The first suggestion that prostatectomy could be done with the assistance of a robot came from Davies, Hibberd, Coptcoat, and Wickham (1989). These researchers demonstrated with the aid of a model involving a potato held in a box made of hard clear plastic that a robot could remove the prostate in much less time than a surgeon. Laparoscopic surgery to the prostate was introduced by Heaton in 1994. He used the laparoscope to light up and film the procedure for better visual acquisition and as a teaching tool. This was soon followed with percutaneous procedures (Schuessler, Schulam, Clayman, & Kavoussi, 1997). Over the next few years, both laparoscopic and robotic-assisted surgery was gradually introduced across the world (see Figure 14) (Bentas et al., 2003; Pasticier et al., 2001; Rassweiler, Frede, Seemann, Stock, & Sentker, 2001; Schuessler et al., 1997). Rates of robotic assisted surgery rapidly increased in the United States between 2006, from 10% of all radical prostatectomies to 65% in 2008-2009 (Dasgupta & Kirby, 2009).

Figure 14.

Laparoscopic Operating Theatre
Source:Intuitive Surgical, Inc., 2010. Reprinted with permission.

Urology and prostate surgery have advanced substantially since the days reeds were used to relieve obstruction of the bladder.

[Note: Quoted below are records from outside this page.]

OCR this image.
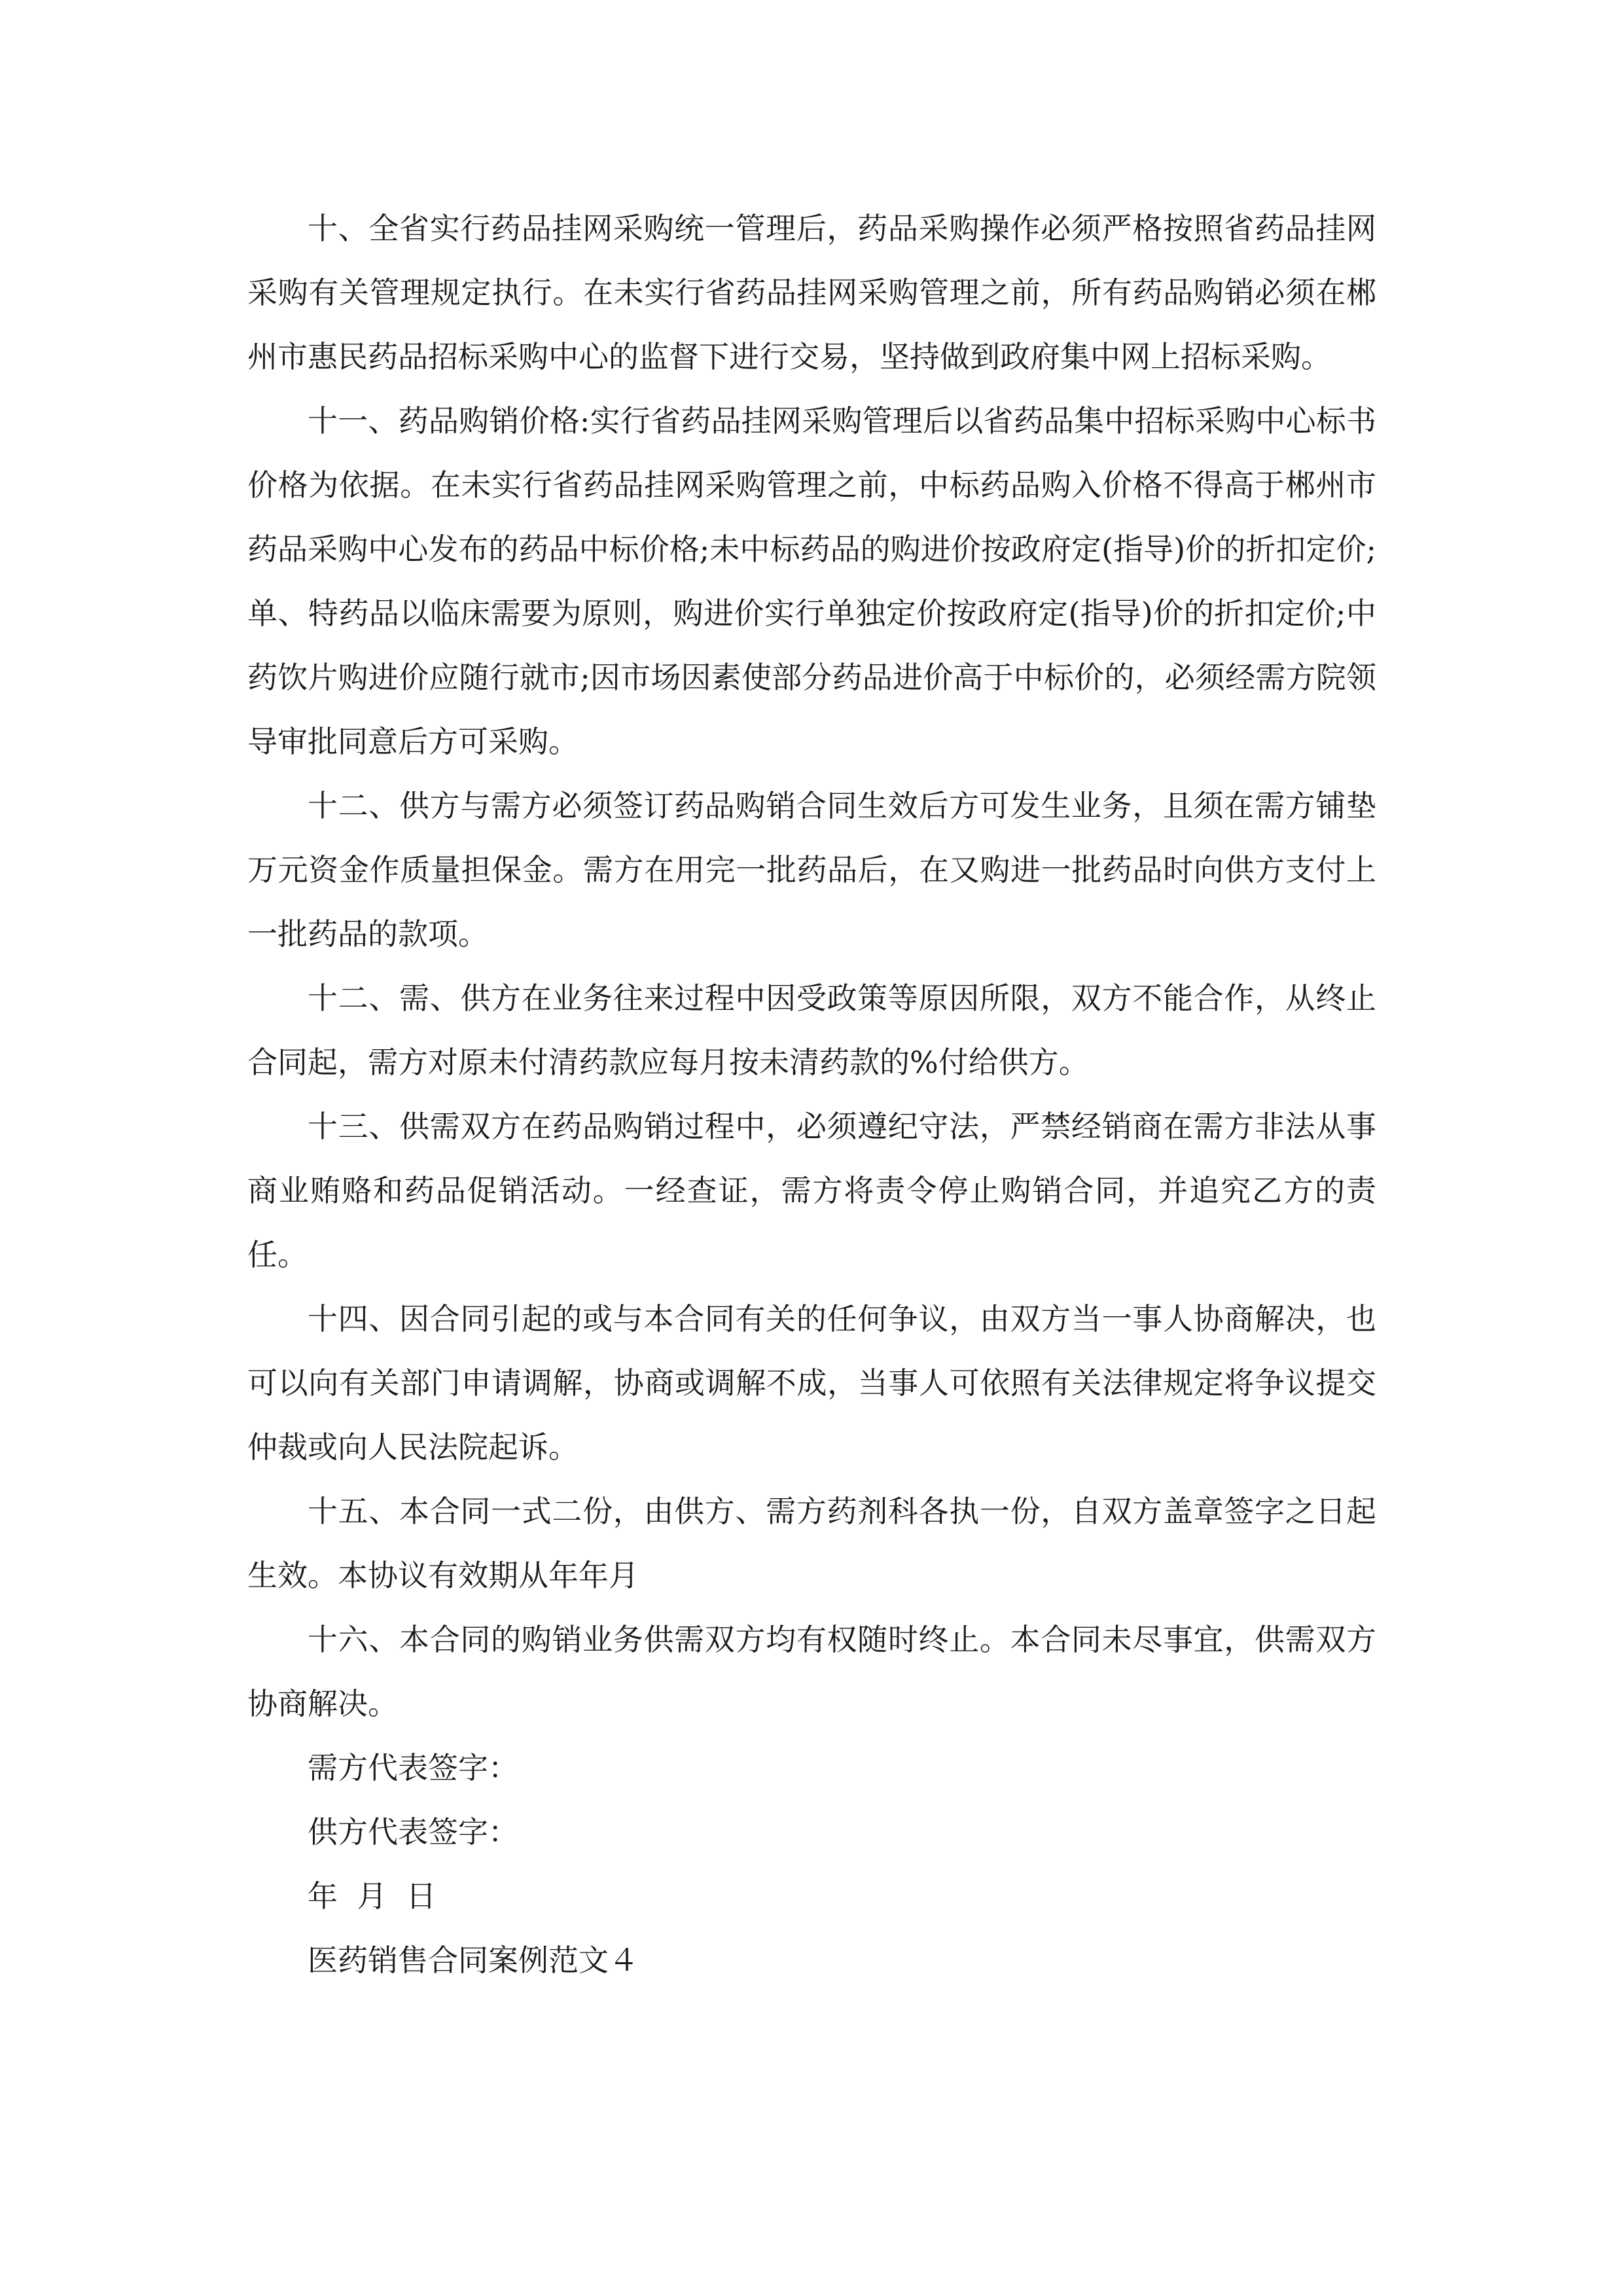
十、全省实行药品挂网采购统一管理后，药品采购操作必须严格按照省药品挂网采购有关管理规定执行。在未实行省药品挂网采购管理之前，所有药品购销必须在郴州市惠民药品招标采购中心的监督下进行交易，坚持做到政府集中网上招标采购。

十一、药品购销价格:实行省药品挂网采购管理后以省药品集中招标采购中心标书价格为依据。在未实行省药品挂网采购管理之前，中标药品购入价格不得高于郴州市药品采购中心发布的药品中标价格;未中标药品的购进价按政府定(指导)价的折扣定价;单、特药品以临床需要为原则，购进价实行单独定价按政府定(指导)价的折扣定价;中药饮片购进价应随行就市;因市场因素使部分药品进价高于中标价的，必须经需方院领导审批同意后方可采购。

十二、供方与需方必须签订药品购销合同生效后方可发生业务，且须在需方铺垫万元资金作质量担保金。需方在用完一批药品后，在又购进一批药品时向供方支付上一批药品的款项。

十二、需、供方在业务往来过程中因受政策等原因所限，双方不能合作，从终止合同起，需方对原未付清药款应每月按未清药款的%付给供方。

十三、供需双方在药品购销过程中，必须遵纪守法，严禁经销商在需方非法从事商业贿赂和药品促销活动。一经查证，需方将责令停止购销合同，并追究乙方的责任。

十四、因合同引起的或与本合同有关的任何争议，由双方当一事人协商解决，也可以向有关部门申请调解，协商或调解不成，当事人可依照有关法律规定将争议提交仲裁或向人民法院起诉。

十五、本合同一式二份，由供方、需方药剂科各执一份，自双方盖章签字之日起生效。本协议有效期从年年月

十六、本合同的购销业务供需双方均有权随时终止。本合同未尽事宜，供需双方协商解决。

需方代表签字：

供方代表签字：

年  月  日

医药销售合同案例范文４
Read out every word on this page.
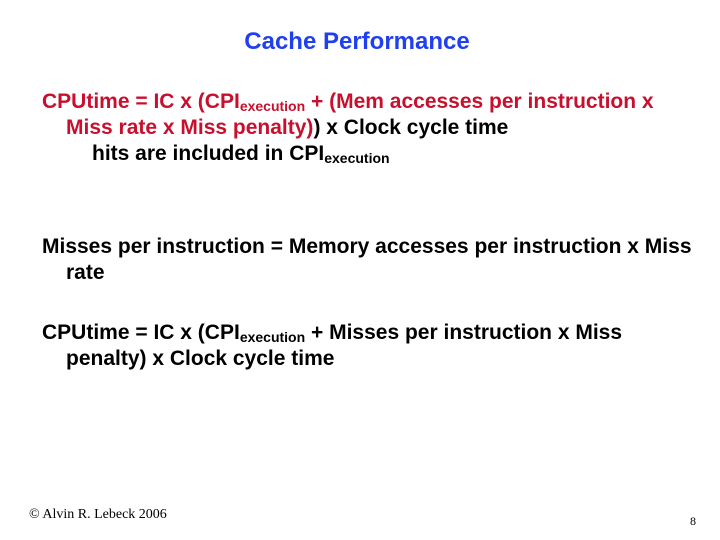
Cache Performance
CPUtime = IC x ($CPI_{execution} + (Mem$ accesses per instruction x Miss rate x Miss penalty)) x Clock cycle time
hits are included in $CPI_{execution}$
Misses per instruction = Memory accesses per instruction x Miss rate
CPUtime = IC x ($CPI_{execution}$ + Misses per instruction x Miss penalty) x Clock cycle time
© Alvin R. Lebeck 2006	8
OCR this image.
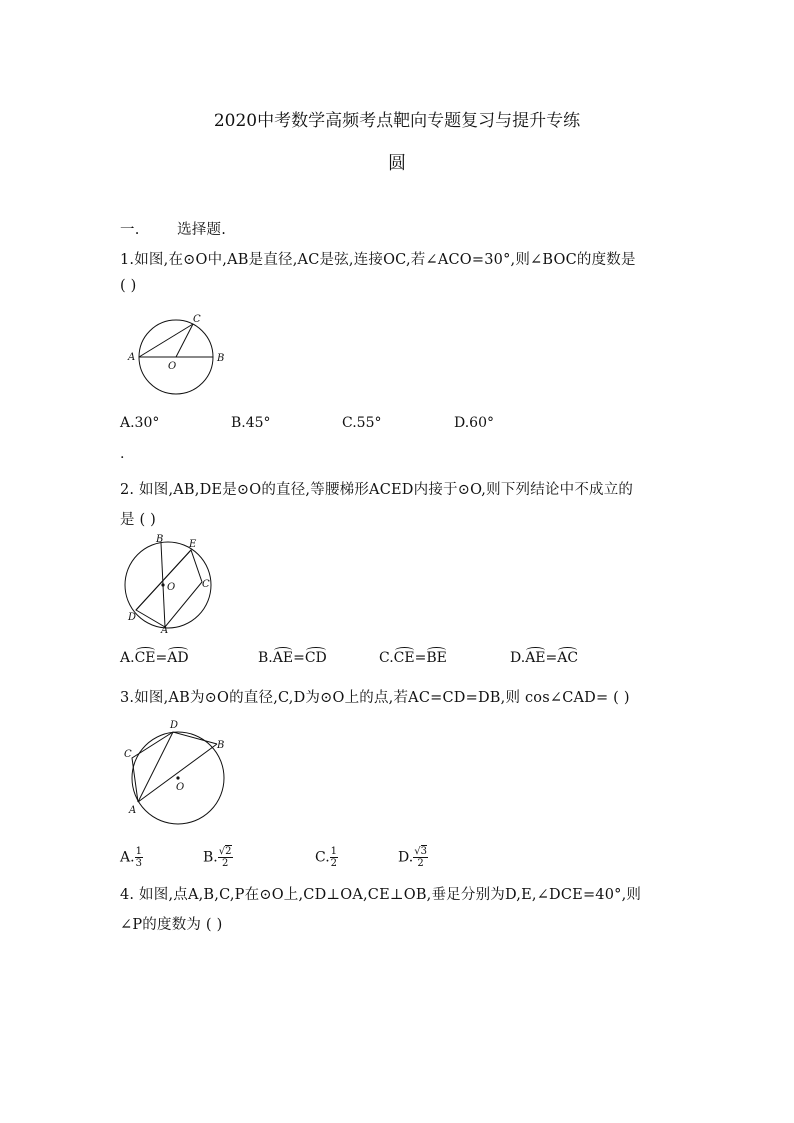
2020中考数学高频考点靶向专题复习与提升专练
圆
一.	选择题.
1.如图,在⊙O中,AB是直径,AC是弦,连接OC,若∠ACO=30°,则∠BOC的度数是
( )
A	B
C
O
A.30°	B.45°	C.55°	D.60°
.
2. 如图,AB,DE是⊙O的直径,等腰梯形ACED内接于⊙O,则下列结论中不成立的
是 ( )
B	E
C
D
A
O
A.CE=AD	B.AE=CD	C.CE=BE	D.AE=AC
3.如图,AB为⊙O的直径,C,D为⊙O上的点,若AC=CD=DB,则 cos∠CAD= ( )
D
B
C
A
O
A. $\frac{1}{3}$	B. $\frac{√2}{2}$	C. $\frac{1}{2}$	D. $\frac{√3}{2}$
4. 如图,点A,B,C,P在⊙O上,CD⊥OA,CE⊥OB,垂足分别为D,E,∠DCE=40°,则
∠P的度数为 ( )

With the exploration of human anatomy came the understanding of how organs functioned, followed by the search for treatment and prevention of problems. Discoveries in the field of medicine, such as anesthetics and penicillin, improved surgical outcomes, and the quest for fewer side effects led to nerve-sparing surgery and robotics. The challenge has now moved to the prevention of con ditions (such as prostate cancer) from developing and to the minimization of effects urologic surgery has on the patient's quality of life. Nursing also needs to stay in the forefront of continence and erectile dysfunction patient care through clinical expertise, education, and ongoing research.